On April 2, 2012 Gabriel A. Montano came to speak with us about his research in Nanotechnology.

He spoke about the fear that nanotechnologies can do because they are small enough to enter cells and no one is sure what they do. There is also hopes that because they can so easily infiltrate cells that they could be engineered to do a number of things, however this type of application is very far off.

Montano discussed how nano materials react differently than what you would expect on a bulk scale. Which brings up the question, should we be creating systems that we can't control? The hope of this research is that it will teach us how systems work on this level. Other applications include building new things from the molecular level up.

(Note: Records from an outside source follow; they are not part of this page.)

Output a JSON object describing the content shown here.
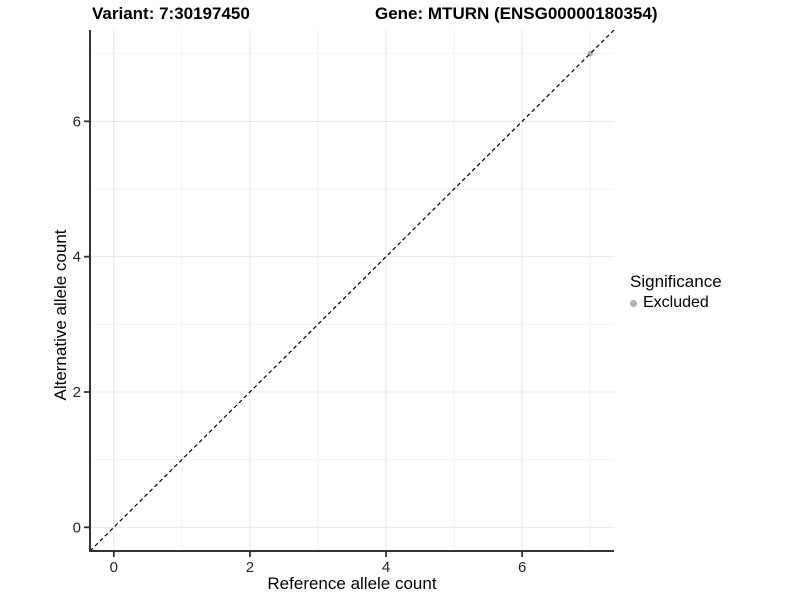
{
  "header": {
    "title_left": "Variant: 7:30197450",
    "title_right": "Gene: MTURN (ENSG00000180354)"
  },
  "chart_data": {
    "type": "scatter",
    "title": "Variant: 7:30197450    Gene: MTURN (ENSG00000180354)",
    "xlabel": "Reference allele count",
    "ylabel": "Alternative allele count",
    "xlim": [
      -0.35,
      7.35
    ],
    "ylim": [
      -0.35,
      7.35
    ],
    "x_ticks": [
      0,
      2,
      4,
      6
    ],
    "y_ticks": [
      0,
      2,
      4,
      6
    ],
    "x_minor_gridlines": [
      1,
      3,
      5,
      7
    ],
    "y_minor_gridlines": [
      1,
      3,
      5,
      7
    ],
    "grid": true,
    "points": [
      {
        "x": 7,
        "y": 7,
        "series": "Excluded"
      }
    ],
    "reference_line": {
      "slope": 1,
      "intercept": 0,
      "style": "dashed",
      "color": "#000000"
    },
    "legend": {
      "title": "Significance",
      "position": "right",
      "entries": [
        {
          "label": "Excluded",
          "color": "#b0b0b0",
          "marker": "circle"
        }
      ]
    },
    "colors": {
      "background": "#ffffff",
      "grid_major": "#e7e7e7",
      "grid_minor": "#f2f2f2",
      "axis_line": "#333333",
      "tick_text": "#262626",
      "point": "#b0b0b0"
    }
  }
}
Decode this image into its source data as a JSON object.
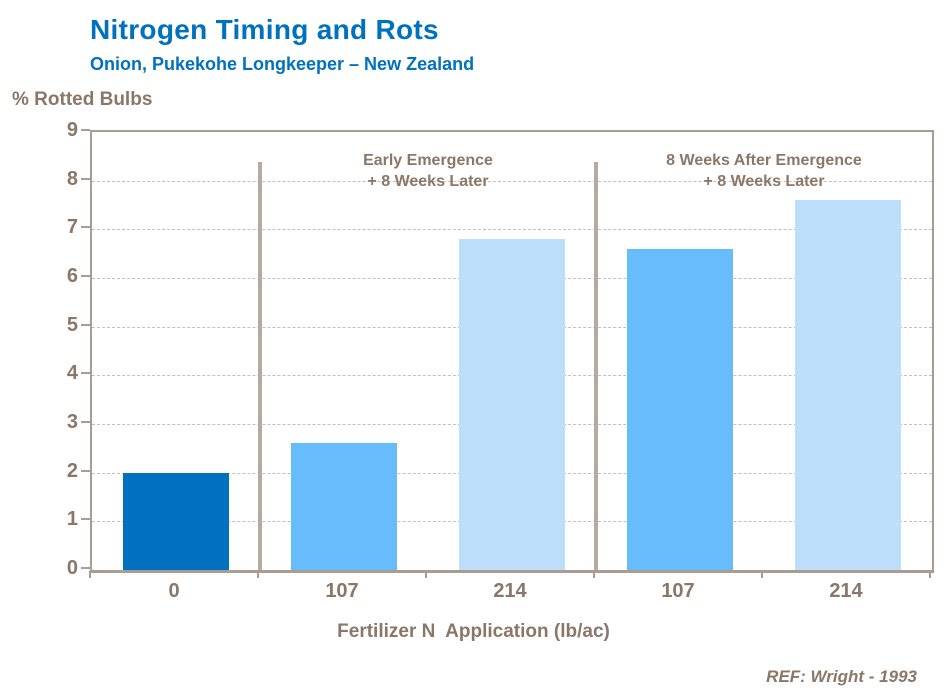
{
  "chart_data": {
    "type": "bar",
    "title": "Nitrogen Timing and Rots",
    "subtitle": "Onion, Pukekohe Longkeeper – New Zealand",
    "ylabel": "% Rotted Bulbs",
    "xlabel": "Fertilizer N  Application (lb/ac)",
    "ylim": [
      0,
      9
    ],
    "yticks": [
      0,
      1,
      2,
      3,
      4,
      5,
      6,
      7,
      8,
      9
    ],
    "grid": "horizontal-dashed",
    "legend": "none",
    "categories": [
      "0",
      "107",
      "214",
      "107",
      "214"
    ],
    "values": [
      2.0,
      2.6,
      6.8,
      6.6,
      7.6
    ],
    "bar_colors": [
      "#0070C0",
      "#67BCFB",
      "#BDDFFB",
      "#67BCFB",
      "#BDDFFB"
    ],
    "groups": [
      {
        "label_line1": "Early Emergence",
        "label_line2": "+ 8 Weeks Later",
        "category_indices": [
          1,
          2
        ]
      },
      {
        "label_line1": "8 Weeks After Emergence",
        "label_line2": "+ 8 Weeks Later",
        "category_indices": [
          3,
          4
        ]
      }
    ],
    "divider_boundaries": [
      1,
      3
    ],
    "reference": "REF: Wright - 1993",
    "colors": {
      "title": "#0070C0",
      "text": "#8A7768",
      "axis": "#A79D93",
      "gridline": "#C9BFB4",
      "divider": "#B5ABA1"
    }
  }
}
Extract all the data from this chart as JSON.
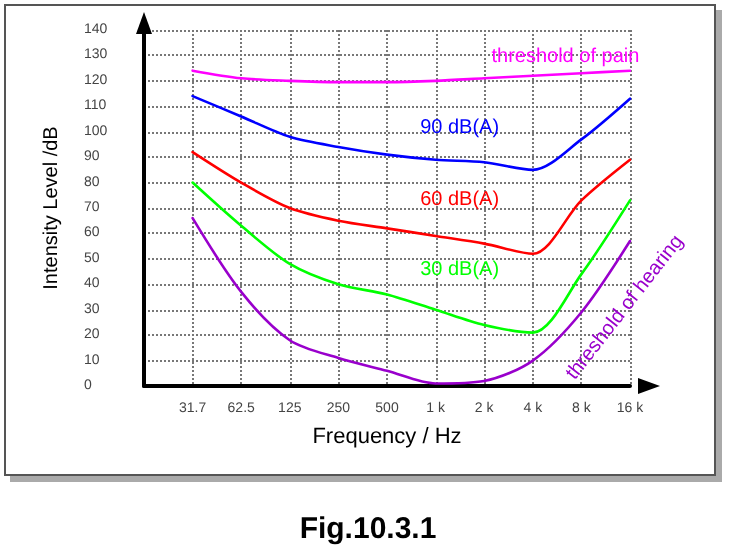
{
  "chart_data": {
    "type": "line",
    "xlabel": "Frequency / Hz",
    "ylabel": "Intensity Level /dB",
    "categories": [
      null,
      "31.7",
      "62.5",
      "125",
      "250",
      "500",
      "1 k",
      "2 k",
      "4 k",
      "8 k",
      "16 k"
    ],
    "ylim": [
      0,
      140
    ],
    "yticks": [
      0,
      10,
      20,
      30,
      40,
      50,
      60,
      70,
      80,
      90,
      100,
      110,
      120,
      130,
      140
    ],
    "grid": true,
    "legend": false,
    "marker": "none",
    "line_style": "solid",
    "series": [
      {
        "name": "threshold of pain",
        "color": "#ff00ff",
        "values": [
          null,
          124,
          121,
          120,
          119.5,
          119.5,
          120,
          121,
          122,
          123,
          124
        ]
      },
      {
        "name": "90 dB(A)",
        "color": "#0000ff",
        "values": [
          null,
          114,
          106,
          98,
          94,
          91,
          89,
          88,
          85,
          97,
          113
        ]
      },
      {
        "name": "60 dB(A)",
        "color": "#ff0000",
        "values": [
          null,
          92,
          80,
          70,
          65,
          62,
          59,
          56,
          52,
          73,
          89
        ]
      },
      {
        "name": "30 dB(A)",
        "color": "#00ff00",
        "values": [
          null,
          80,
          63,
          48,
          40,
          36,
          30,
          24,
          21,
          44,
          73
        ]
      },
      {
        "name": "threshold of hearing",
        "color": "#9900cc",
        "values": [
          null,
          66,
          37,
          18,
          11,
          6,
          1,
          2,
          10,
          29,
          57
        ]
      }
    ],
    "annotations": [
      "Fig.10.3.1"
    ]
  }
}
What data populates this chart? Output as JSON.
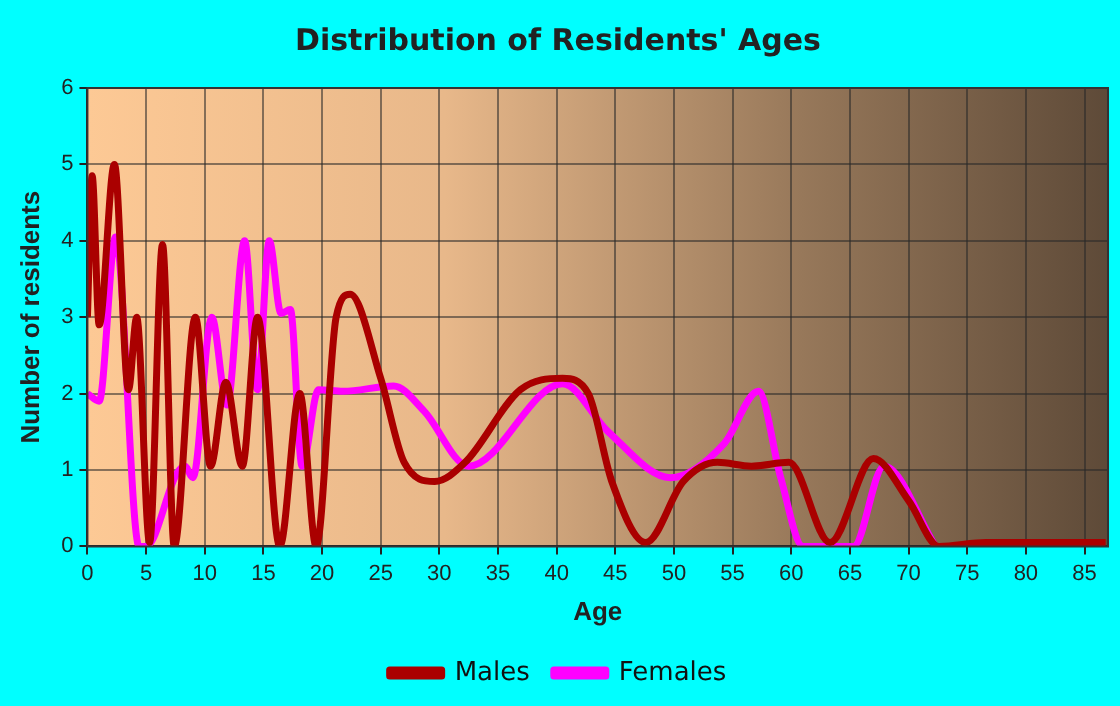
{
  "chart_data": {
    "type": "line",
    "title": "Distribution of Residents' Ages",
    "xlabel": "Age",
    "ylabel": "Number of residents",
    "xlim": [
      0,
      87
    ],
    "xticks": [
      0,
      5,
      10,
      15,
      20,
      25,
      30,
      35,
      40,
      45,
      50,
      55,
      60,
      65,
      70,
      75,
      80,
      85
    ],
    "ylim": [
      0,
      6
    ],
    "yticks": [
      0,
      1,
      2,
      3,
      4,
      5,
      6
    ],
    "grid": true,
    "legend": "bottom",
    "marker": "none",
    "series": [
      {
        "name": "Males",
        "color": "#aa0000",
        "x": [
          0,
          0.4,
          1,
          2.3,
          3.5,
          4.2,
          5.3,
          6.4,
          7.4,
          9.2,
          10.5,
          11.8,
          13.2,
          14.5,
          16.4,
          18.1,
          19.5,
          21.2,
          22.4,
          25,
          27,
          29.6,
          32.2,
          36.9,
          40.5,
          42.7,
          44.7,
          47.6,
          50.8,
          53.7,
          56.6,
          59.8,
          63.3,
          67,
          70,
          72.6,
          76.6,
          86.8
        ],
        "values": [
          3.0,
          4.85,
          2.9,
          5.0,
          2.05,
          3.0,
          0.05,
          3.95,
          0,
          3.0,
          1.05,
          2.15,
          1.05,
          3.0,
          0,
          2.0,
          0,
          3.0,
          3.3,
          2.2,
          1.1,
          0.85,
          1.1,
          2.05,
          2.2,
          2.0,
          0.85,
          0.05,
          0.85,
          1.1,
          1.05,
          1.1,
          0.05,
          1.15,
          0.6,
          0,
          0.05,
          0.05
        ]
      },
      {
        "name": "Females",
        "color": "#ff00ff",
        "x": [
          0,
          1,
          2.4,
          4.4,
          5,
          7.6,
          8.3,
          9,
          10.6,
          11.9,
          13.4,
          14.5,
          15.5,
          16.5,
          17.3,
          18.3,
          19.7,
          21.8,
          26.1,
          28.7,
          32.5,
          40.5,
          44.4,
          49.7,
          54.3,
          57.2,
          59.1,
          61,
          65.3,
          67.9,
          72.3
        ],
        "values": [
          2.0,
          1.9,
          4.05,
          0,
          0,
          0.95,
          1.05,
          0.9,
          3.0,
          1.85,
          4.0,
          2.05,
          4.0,
          3.05,
          3.1,
          1.05,
          2.05,
          2.03,
          2.1,
          1.77,
          1.05,
          2.13,
          1.5,
          0.9,
          1.35,
          2.03,
          0.9,
          0,
          0,
          1.05,
          0
        ]
      }
    ]
  }
}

He spoke to us about atomic force microscopy which is very useful in biology because it can give very distinct pictures of very small objects in liquid, which means that this can be performed on living cells. It works by running a very small needle across a surface multiple times and using the atomic attractive and repulsive forces to record the surface topography. The tip can also be used to move objects out of the way so that they surface underneath can be recorded as well.

He also talked about the drive that motivates him to do science, and about what being a scientist entails, which is a lot of grant writing and project design and proposal once a certain level is achieved.


  1. If most professional scientists spend a majority of time writing grants couldn't this put science back? Wouldn't it be better to have professional grant writers write the grants so that scientists could just do research?
  2. If AFM is done in liquid how can the tip survey the cell without moving it?
  3. How can AFM survey a lysed cell and give any information about what is going on in that moment?